Her path to politics, and now to her new job as New Zealand's second female Deputy Prime Minister, is is almost as well known as the outgoing Prime Minister's.
At 17 she became a single mum, she held jobs including truck stop waitress before taking on tertiary study. After working as electorate secretary for the National Party minister and back room dealer, Murray McCully, Mrs Bennett was elected as an MP in 2005.
Mrs Bennett plays up the bogan image but beneath that is a sharp mind and a determined politician - one who does not shy away from confrontation.
And she has been one of John Key's favourites.
He rocketed her into Cabinet after National's 2008 election victory, giving her the important social development portfolio - a move that surprised many.
For Mr Key, himself brought up by his mother in a state house in Christchurch, it was a risky appointment as National prepared to embark on sweeping welfare reforms, which included new work obligations for single parents.
The fact Mrs Bennett had been in that position herself exposed her to perhaps more criticism than she otherwise may have faced; people accused her of taking advantage of a opportunities she was denying to others.
She strongly denied that was the case, arguing it was no good for a parent, or a child, to have a family existing indefinitely on a benefit.
Another major focus for Mrs Bennett as minister was looking at how to improve the situation for children in poverty or in violent households.

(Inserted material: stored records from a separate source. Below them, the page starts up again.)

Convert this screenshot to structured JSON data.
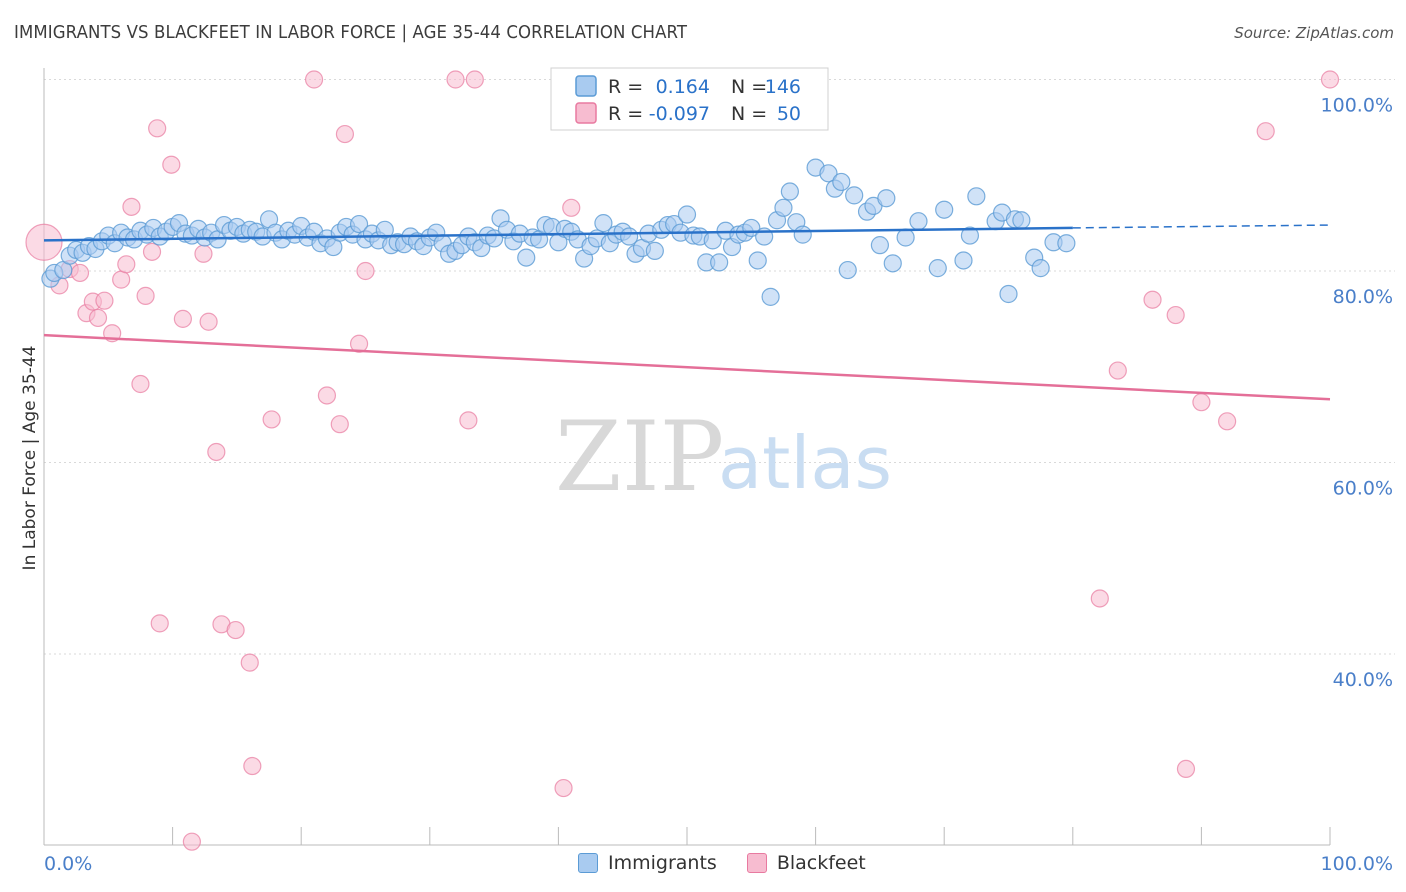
{
  "title": "IMMIGRANTS VS BLACKFEET IN LABOR FORCE | AGE 35-44 CORRELATION CHART",
  "source": "Source: ZipAtlas.com",
  "watermark": {
    "zip": "ZIP",
    "atlas": "atlas"
  },
  "colors": {
    "blue": "#5b9bd5",
    "blue_fill": "#a9cbf0",
    "blue_line": "#2a72c9",
    "pink": "#e87aa0",
    "pink_fill": "#f7bcd0",
    "pink_line": "#e46f98",
    "axis_text": "#4a7fc9",
    "grid": "#d9d9d9"
  },
  "legend_top": {
    "rows": [
      {
        "r_label": "R =",
        "r_value": "0.164",
        "n_label": "N =",
        "n_value": "146",
        "color": "blue"
      },
      {
        "r_label": "R =",
        "r_value": "-0.097",
        "n_label": "N =",
        "n_value": "50",
        "color": "pink"
      }
    ]
  },
  "legend_bottom": [
    {
      "label": "Immigrants",
      "color": "blue"
    },
    {
      "label": "Blackfeet",
      "color": "pink"
    }
  ],
  "chart_data": {
    "type": "scatter",
    "title": "IMMIGRANTS VS BLACKFEET IN LABOR FORCE | AGE 35-44 CORRELATION CHART",
    "xlabel": "",
    "ylabel": "In Labor Force | Age 35-44",
    "xlim": [
      0,
      100
    ],
    "ylim": [
      20,
      102
    ],
    "x_tick_labels": [
      "0.0%",
      "100.0%"
    ],
    "y_ticks": [
      40,
      60,
      80,
      100
    ],
    "y_tick_labels": [
      "40.0%",
      "60.0%",
      "80.0%",
      "100.0%"
    ],
    "grid": true,
    "legend": "top-center",
    "series": [
      {
        "name": "Immigrants",
        "color": "blue",
        "trend": {
          "x": [
            0,
            80
          ],
          "y": [
            83.2,
            84.5
          ],
          "dashed_to": [
            100,
            84.8
          ]
        },
        "points": [
          [
            0.5,
            79.2
          ],
          [
            0.8,
            79.8
          ],
          [
            1.5,
            80.1
          ],
          [
            2.0,
            81.6
          ],
          [
            2.5,
            82.2
          ],
          [
            3.0,
            81.9
          ],
          [
            3.5,
            82.6
          ],
          [
            4.0,
            82.3
          ],
          [
            4.5,
            83.1
          ],
          [
            5.0,
            83.7
          ],
          [
            5.5,
            82.9
          ],
          [
            6.0,
            84.0
          ],
          [
            6.5,
            83.5
          ],
          [
            7.0,
            83.3
          ],
          [
            7.5,
            84.2
          ],
          [
            8.0,
            83.8
          ],
          [
            8.5,
            84.5
          ],
          [
            9.0,
            83.6
          ],
          [
            9.5,
            84.1
          ],
          [
            10.0,
            84.6
          ],
          [
            10.5,
            85.0
          ],
          [
            11.0,
            83.9
          ],
          [
            11.5,
            83.7
          ],
          [
            12.0,
            84.4
          ],
          [
            12.5,
            83.5
          ],
          [
            13.0,
            84.0
          ],
          [
            13.5,
            83.3
          ],
          [
            14.0,
            84.8
          ],
          [
            14.5,
            84.2
          ],
          [
            15.0,
            84.6
          ],
          [
            15.5,
            83.9
          ],
          [
            16.0,
            84.3
          ],
          [
            16.5,
            84.1
          ],
          [
            17.0,
            83.6
          ],
          [
            17.5,
            85.4
          ],
          [
            18.0,
            84.0
          ],
          [
            18.5,
            83.3
          ],
          [
            19.0,
            84.2
          ],
          [
            19.5,
            83.8
          ],
          [
            20.0,
            84.7
          ],
          [
            20.5,
            83.5
          ],
          [
            21.0,
            84.1
          ],
          [
            21.5,
            82.9
          ],
          [
            22.0,
            83.4
          ],
          [
            22.5,
            82.5
          ],
          [
            23.0,
            84.0
          ],
          [
            23.5,
            84.6
          ],
          [
            24.0,
            83.8
          ],
          [
            24.5,
            84.9
          ],
          [
            25.0,
            83.3
          ],
          [
            25.5,
            83.9
          ],
          [
            26.0,
            83.2
          ],
          [
            26.5,
            84.3
          ],
          [
            27.0,
            82.7
          ],
          [
            27.5,
            83.0
          ],
          [
            28.0,
            82.8
          ],
          [
            28.5,
            83.6
          ],
          [
            29.0,
            83.1
          ],
          [
            29.5,
            82.6
          ],
          [
            30.0,
            83.5
          ],
          [
            30.5,
            84.0
          ],
          [
            31.0,
            82.9
          ],
          [
            31.5,
            81.8
          ],
          [
            32.0,
            82.1
          ],
          [
            32.5,
            82.7
          ],
          [
            33.0,
            83.6
          ],
          [
            33.5,
            83.0
          ],
          [
            34.0,
            82.4
          ],
          [
            34.5,
            83.7
          ],
          [
            35.0,
            83.4
          ],
          [
            35.5,
            85.5
          ],
          [
            36.0,
            84.3
          ],
          [
            36.5,
            83.1
          ],
          [
            37.0,
            83.9
          ],
          [
            37.5,
            81.4
          ],
          [
            38.0,
            83.5
          ],
          [
            38.5,
            83.3
          ],
          [
            39.0,
            84.8
          ],
          [
            39.5,
            84.6
          ],
          [
            40.0,
            83.0
          ],
          [
            40.5,
            84.4
          ],
          [
            41.0,
            84.1
          ],
          [
            41.5,
            83.3
          ],
          [
            42.0,
            81.3
          ],
          [
            42.5,
            82.6
          ],
          [
            43.0,
            83.4
          ],
          [
            43.5,
            85.0
          ],
          [
            44.0,
            82.9
          ],
          [
            44.5,
            83.8
          ],
          [
            45.0,
            84.1
          ],
          [
            45.5,
            83.6
          ],
          [
            46.0,
            81.8
          ],
          [
            46.5,
            82.4
          ],
          [
            47.0,
            83.9
          ],
          [
            47.5,
            82.1
          ],
          [
            48.0,
            84.3
          ],
          [
            48.5,
            84.8
          ],
          [
            49.0,
            84.9
          ],
          [
            49.5,
            84.0
          ],
          [
            50.0,
            85.9
          ],
          [
            50.5,
            83.7
          ],
          [
            51.0,
            83.6
          ],
          [
            51.5,
            80.9
          ],
          [
            52.0,
            83.2
          ],
          [
            52.5,
            80.9
          ],
          [
            53.0,
            84.2
          ],
          [
            53.5,
            82.5
          ],
          [
            54.0,
            83.8
          ],
          [
            54.5,
            84.0
          ],
          [
            55.0,
            84.5
          ],
          [
            55.5,
            81.1
          ],
          [
            56.0,
            83.6
          ],
          [
            56.5,
            77.3
          ],
          [
            57.0,
            85.3
          ],
          [
            57.5,
            86.6
          ],
          [
            58.0,
            88.3
          ],
          [
            58.5,
            85.1
          ],
          [
            59.0,
            83.8
          ],
          [
            60.0,
            90.8
          ],
          [
            61.0,
            90.2
          ],
          [
            61.5,
            88.6
          ],
          [
            62.0,
            89.3
          ],
          [
            62.5,
            80.1
          ],
          [
            63.0,
            87.9
          ],
          [
            64.0,
            86.2
          ],
          [
            64.5,
            86.8
          ],
          [
            65.0,
            82.7
          ],
          [
            65.5,
            87.6
          ],
          [
            66.0,
            80.8
          ],
          [
            67.0,
            83.5
          ],
          [
            68.0,
            85.2
          ],
          [
            69.5,
            80.3
          ],
          [
            70.0,
            86.4
          ],
          [
            71.5,
            81.1
          ],
          [
            72.0,
            83.7
          ],
          [
            72.5,
            87.8
          ],
          [
            74.0,
            85.2
          ],
          [
            74.5,
            86.1
          ],
          [
            75.0,
            77.6
          ],
          [
            75.5,
            85.4
          ],
          [
            76.0,
            85.3
          ],
          [
            77.0,
            81.4
          ],
          [
            77.5,
            80.3
          ],
          [
            78.5,
            83.0
          ],
          [
            79.5,
            82.9
          ]
        ]
      },
      {
        "name": "Blackfeet",
        "color": "pink",
        "trend": {
          "x": [
            0,
            100
          ],
          "y": [
            73.3,
            66.6
          ]
        },
        "points": [
          [
            0.0,
            83.0
          ],
          [
            1.2,
            78.5
          ],
          [
            2.0,
            80.2
          ],
          [
            2.8,
            79.8
          ],
          [
            3.3,
            75.6
          ],
          [
            3.8,
            76.8
          ],
          [
            4.2,
            75.1
          ],
          [
            4.7,
            76.9
          ],
          [
            5.3,
            73.5
          ],
          [
            6.0,
            79.1
          ],
          [
            6.4,
            80.7
          ],
          [
            6.8,
            86.7
          ],
          [
            7.5,
            68.2
          ],
          [
            7.9,
            77.4
          ],
          [
            8.4,
            82.0
          ],
          [
            8.8,
            94.9
          ],
          [
            9.0,
            43.2
          ],
          [
            9.9,
            91.1
          ],
          [
            10.8,
            75.0
          ],
          [
            11.5,
            20.4
          ],
          [
            12.4,
            81.8
          ],
          [
            12.8,
            74.7
          ],
          [
            13.4,
            61.1
          ],
          [
            13.8,
            43.1
          ],
          [
            14.9,
            42.5
          ],
          [
            16.0,
            39.1
          ],
          [
            16.2,
            28.3
          ],
          [
            17.7,
            64.5
          ],
          [
            21.0,
            100.0
          ],
          [
            22.0,
            67.0
          ],
          [
            23.0,
            64.0
          ],
          [
            23.4,
            94.3
          ],
          [
            24.5,
            72.4
          ],
          [
            25.0,
            80.0
          ],
          [
            32.0,
            100.0
          ],
          [
            33.0,
            64.4
          ],
          [
            33.5,
            100.0
          ],
          [
            40.4,
            26.0
          ],
          [
            41.0,
            86.6
          ],
          [
            82.1,
            45.8
          ],
          [
            83.5,
            69.6
          ],
          [
            86.2,
            77.0
          ],
          [
            88.0,
            75.4
          ],
          [
            88.8,
            28.0
          ],
          [
            90.0,
            66.3
          ],
          [
            92.0,
            64.3
          ],
          [
            95.0,
            94.6
          ],
          [
            100.0,
            100.0
          ]
        ]
      }
    ]
  }
}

Mrs Bennett is Māori but does not identify strongly as such, and while responding to the withdrawal of Simon Bridges as her sole rival, played down the significance of her being the first, Māori woman to hold the position of deputy in the National Party.
"I bring all of who I am to the job.
"Yes I'm a Māori woman and that would be new as well and one of the first... it's a whole of things of who I am and I hope I do it proud."
But it has not been a smooth path to the top for Mrs Bennett.
She provoked outrage when she released the details of two beneficiaries who had spoken out about cuts to a tertiary training allowance in 2010, which opponents described as a gross breach of privacy and abuse of power.
Mrs Bennett also apologised to the Prime Minister after it was revealed she had written letters of support for the father of her daughter's child, a convicted gang member, while an opposition MP, and not told Mr Key about it.
But a story that did her and her "Westie" image no harm was about her breaking up a fight between a group of teenage girls outside a West Auckland mall, skills that may come in handy as deputy leader.
In the last few years however, Mrs Bennett has made an obvious effort to take on heftier portfolios (including climate change that she cheerfully admitted she knew nothing about), and associate finance, where she has worked closely with the presumptive Prime Minister Bill English.
She also has the social housing portfolio and admits herself it hasn't been easy year, as part of the group of senior ministers, alongside Mr English and Nick Smith, grappling with housing unaffordability in Auckland in particular.
Mrs Bennett's finely tuned political antennae may have quivering as John Key's tenure drew on, and the realisation that in the coming years a new leadership team would have to be decided.
No one, least of all Mrs Bennett, expected it would come so quickly.
While she says she is "confident" her position will be formalised by the caucus, she is taking Mr English's lead and deferring any talk about the future under their leadership until formally installed.
But over the glass of champagne she says she will be enjoying, Mrs Bennett will very much have her eye on the future.